Jika sebelumnya Pemkab Kudus hanya bisa menyewa mesin pembuat rokok, maka tahun ini direncanakan membeli mesin rokok, menyusul disediakannya anggaran sebesar Rp2,98 miliar.
Dengan anggaran sebesar itu, maka mesin yang akan dihadirkan berseri MK8 dari Taiwan dengan kapasitas produksi sekitar 1.500 batang rokok per menit.
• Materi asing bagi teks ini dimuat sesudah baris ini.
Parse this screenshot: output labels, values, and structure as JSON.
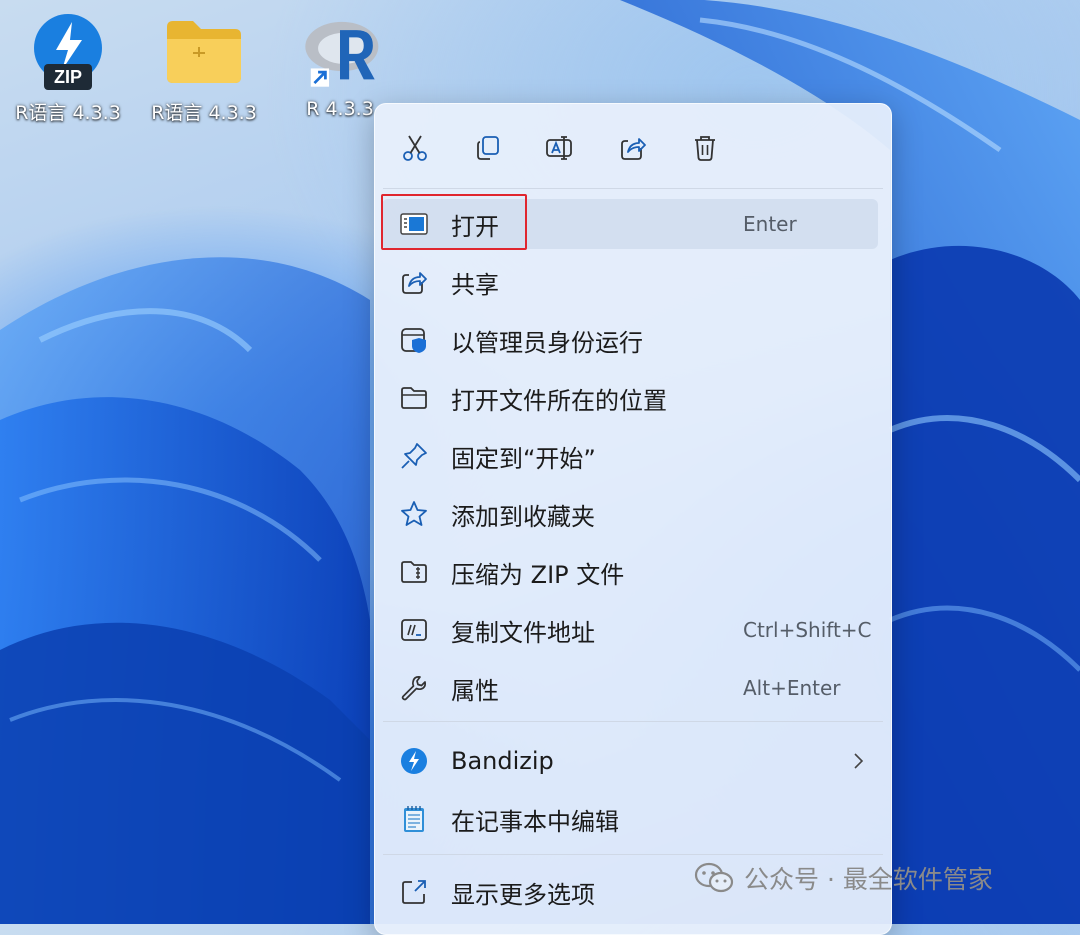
{
  "desktop": {
    "icons": [
      {
        "label": "R语言 4.3.3",
        "icon": "bandizip-zip-icon"
      },
      {
        "label": "R语言 4.3.3",
        "icon": "folder-icon"
      },
      {
        "label": "R 4.3.3",
        "icon": "r-logo-shortcut-icon"
      }
    ]
  },
  "context_menu": {
    "toolbar": [
      {
        "name": "cut",
        "icon": "scissors-icon"
      },
      {
        "name": "copy",
        "icon": "copy-icon"
      },
      {
        "name": "rename",
        "icon": "rename-icon"
      },
      {
        "name": "share",
        "icon": "share-icon"
      },
      {
        "name": "delete",
        "icon": "trash-icon"
      }
    ],
    "items": [
      {
        "label": "打开",
        "shortcut": "Enter",
        "icon": "open-app-icon",
        "highlighted": true
      },
      {
        "label": "共享",
        "shortcut": "",
        "icon": "share-icon"
      },
      {
        "label": "以管理员身份运行",
        "shortcut": "",
        "icon": "admin-shield-icon"
      },
      {
        "label": "打开文件所在的位置",
        "shortcut": "",
        "icon": "folder-outline-icon"
      },
      {
        "label": "固定到“开始”",
        "shortcut": "",
        "icon": "pin-icon"
      },
      {
        "label": "添加到收藏夹",
        "shortcut": "",
        "icon": "star-icon"
      },
      {
        "label": "压缩为 ZIP 文件",
        "shortcut": "",
        "icon": "zip-folder-icon"
      },
      {
        "label": "复制文件地址",
        "shortcut": "Ctrl+Shift+C",
        "icon": "copy-path-icon"
      },
      {
        "label": "属性",
        "shortcut": "Alt+Enter",
        "icon": "wrench-icon"
      },
      {
        "label": "Bandizip",
        "shortcut": "",
        "icon": "bandizip-icon",
        "submenu": true
      },
      {
        "label": "在记事本中编辑",
        "shortcut": "",
        "icon": "notepad-icon"
      },
      {
        "label": "显示更多选项",
        "shortcut": "",
        "icon": "more-options-icon"
      }
    ]
  },
  "watermark": {
    "text": "公众号 · 最全软件管家"
  },
  "colors": {
    "highlight_border": "#e0262f",
    "accent": "#0067c0"
  }
}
Pemilik pabrik rokok di Kudus Sutrisno mengakui kehadiran mesin pembuat rokok memang disambut gembira, karena sebelumnya juga sudah mengurus izin untuk memproduksi rokok jenis SKM. Kesempatan emas tersebut tentu dimanfaatkan karena dirinya tidak mungkin berinvestasi membeli mesin pembuat rokok yang harganya cukup mahal, sedangkan pangsa pasarnya juga masih dalam perluasan.
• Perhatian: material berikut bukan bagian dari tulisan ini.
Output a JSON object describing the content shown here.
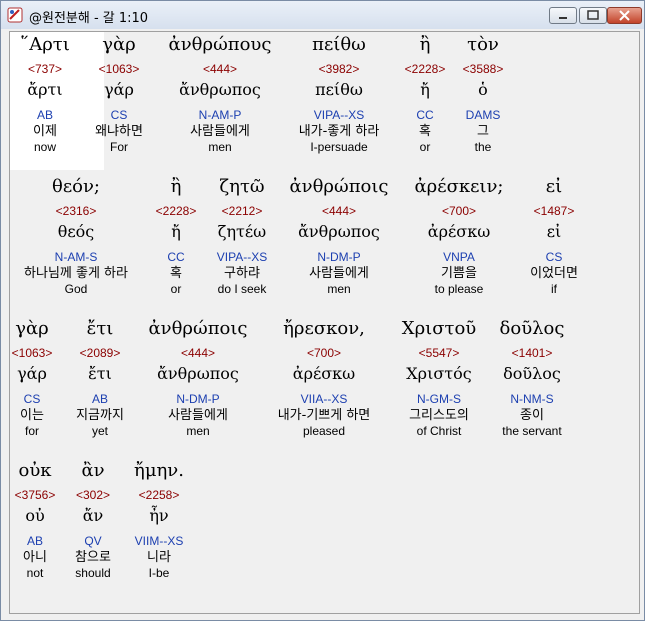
{
  "window": {
    "title": "@원전분해 - 갈 1:10",
    "controls": {
      "minimize": "minimize-icon",
      "maximize": "maximize-icon",
      "close": "close-icon"
    }
  },
  "lines": [
    {
      "words": [
        {
          "greek": "῞Αρτι",
          "strong": "<737>",
          "lemma": "ἄρτι",
          "parse": "AB",
          "korean": "이제",
          "english": "now"
        },
        {
          "greek": "γὰρ",
          "strong": "<1063>",
          "lemma": "γάρ",
          "parse": "CS",
          "korean": "왜냐하면",
          "english": "For"
        },
        {
          "greek": "ἀνθρώπους",
          "strong": "<444>",
          "lemma": "ἄνθρωπος",
          "parse": "N-AM-P",
          "korean": "사람들에게",
          "english": "men"
        },
        {
          "greek": "πείθω",
          "strong": "<3982>",
          "lemma": "πείθω",
          "parse": "VIPA--XS",
          "korean": "내가-좋게 하라",
          "english": "I-persuade"
        },
        {
          "greek": "ἢ",
          "strong": "<2228>",
          "lemma": "ἤ",
          "parse": "CC",
          "korean": "혹",
          "english": "or"
        },
        {
          "greek": "τὸν",
          "strong": "<3588>",
          "lemma": "ὁ",
          "parse": "DAMS",
          "korean": "그",
          "english": "the"
        }
      ]
    },
    {
      "words": [
        {
          "greek": "θεόν;",
          "strong": "<2316>",
          "lemma": "θεός",
          "parse": "N-AM-S",
          "korean": "하나님께 좋게 하라",
          "english": "God"
        },
        {
          "greek": "ἢ",
          "strong": "<2228>",
          "lemma": "ἤ",
          "parse": "CC",
          "korean": "혹",
          "english": "or"
        },
        {
          "greek": "ζητῶ",
          "strong": "<2212>",
          "lemma": "ζητέω",
          "parse": "VIPA--XS",
          "korean": "구하랴",
          "english": "do I seek"
        },
        {
          "greek": "ἀνθρώποις",
          "strong": "<444>",
          "lemma": "ἄνθρωπος",
          "parse": "N-DM-P",
          "korean": "사람들에게",
          "english": "men"
        },
        {
          "greek": "ἀρέσκειν;",
          "strong": "<700>",
          "lemma": "ἀρέσκω",
          "parse": "VNPA",
          "korean": "기쁨을",
          "english": "to please"
        },
        {
          "greek": "εἰ",
          "strong": "<1487>",
          "lemma": "εἰ",
          "parse": "CS",
          "korean": "이었더면",
          "english": "if"
        }
      ]
    },
    {
      "words": [
        {
          "greek": "γὰρ",
          "strong": "<1063>",
          "lemma": "γάρ",
          "parse": "CS",
          "korean": "이는",
          "english": "for"
        },
        {
          "greek": "ἔτι",
          "strong": "<2089>",
          "lemma": "ἔτι",
          "parse": "AB",
          "korean": "지금까지",
          "english": "yet"
        },
        {
          "greek": "ἀνθρώποις",
          "strong": "<444>",
          "lemma": "ἄνθρωπος",
          "parse": "N-DM-P",
          "korean": "사람들에게",
          "english": "men"
        },
        {
          "greek": "ἤρεσκον,",
          "strong": "<700>",
          "lemma": "ἀρέσκω",
          "parse": "VIIA--XS",
          "korean": "내가-기쁘게 하면",
          "english": "pleased"
        },
        {
          "greek": "Χριστοῦ",
          "strong": "<5547>",
          "lemma": "Χριστός",
          "parse": "N-GM-S",
          "korean": "그리스도의",
          "english": "of Christ"
        },
        {
          "greek": "δοῦλος",
          "strong": "<1401>",
          "lemma": "δοῦλος",
          "parse": "N-NM-S",
          "korean": "종이",
          "english": "the servant"
        }
      ]
    },
    {
      "words": [
        {
          "greek": "οὐκ",
          "strong": "<3756>",
          "lemma": "οὐ",
          "parse": "AB",
          "korean": "아니",
          "english": "not"
        },
        {
          "greek": "ἂν",
          "strong": "<302>",
          "lemma": "ἄν",
          "parse": "QV",
          "korean": "참으로",
          "english": "should"
        },
        {
          "greek": "ἤμην.",
          "strong": "<2258>",
          "lemma": "ἦν",
          "parse": "VIIM--XS",
          "korean": "니라",
          "english": "I-be"
        }
      ]
    }
  ]
}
Dengan adanya tambahan SIHT Kudus, diharapkan juga bisa menampung lebih banyak pengusaha rokok kecil sehingga kejayaan pabrik rokok, terutama Golongan III, yang sebelumnya mencapai ratusan, bisa tumbuh lagi.
Andai saja kehadiran KIHT Kudus jauh sebelum banyak pabrik rokok kecil gulung tikar, tentunya hingga kini masih banyak berdiri pabrik rokok yang mampu menyerap banyak tenaga kerja di daerah itu.
Kehadiran KIHT Kudus dan yang terbaru nanti SIHT Kudus, tentunya juga diharapkan bisa menekan kasus rokok ilegal di Kudus sebagai Kota Kretek.
Maraknya kasus rokok ilegal, salah satunya karena biaya membangun gudang produksi seluas 200 meter persegi ditaksir mencapai Rp300-an juta, belum termasuk investasi tanahnya, sehingga peluang membuat pabrik rokok legal semakin terbuka karena tersedia gudang produksi dengan harga sewa yang murah.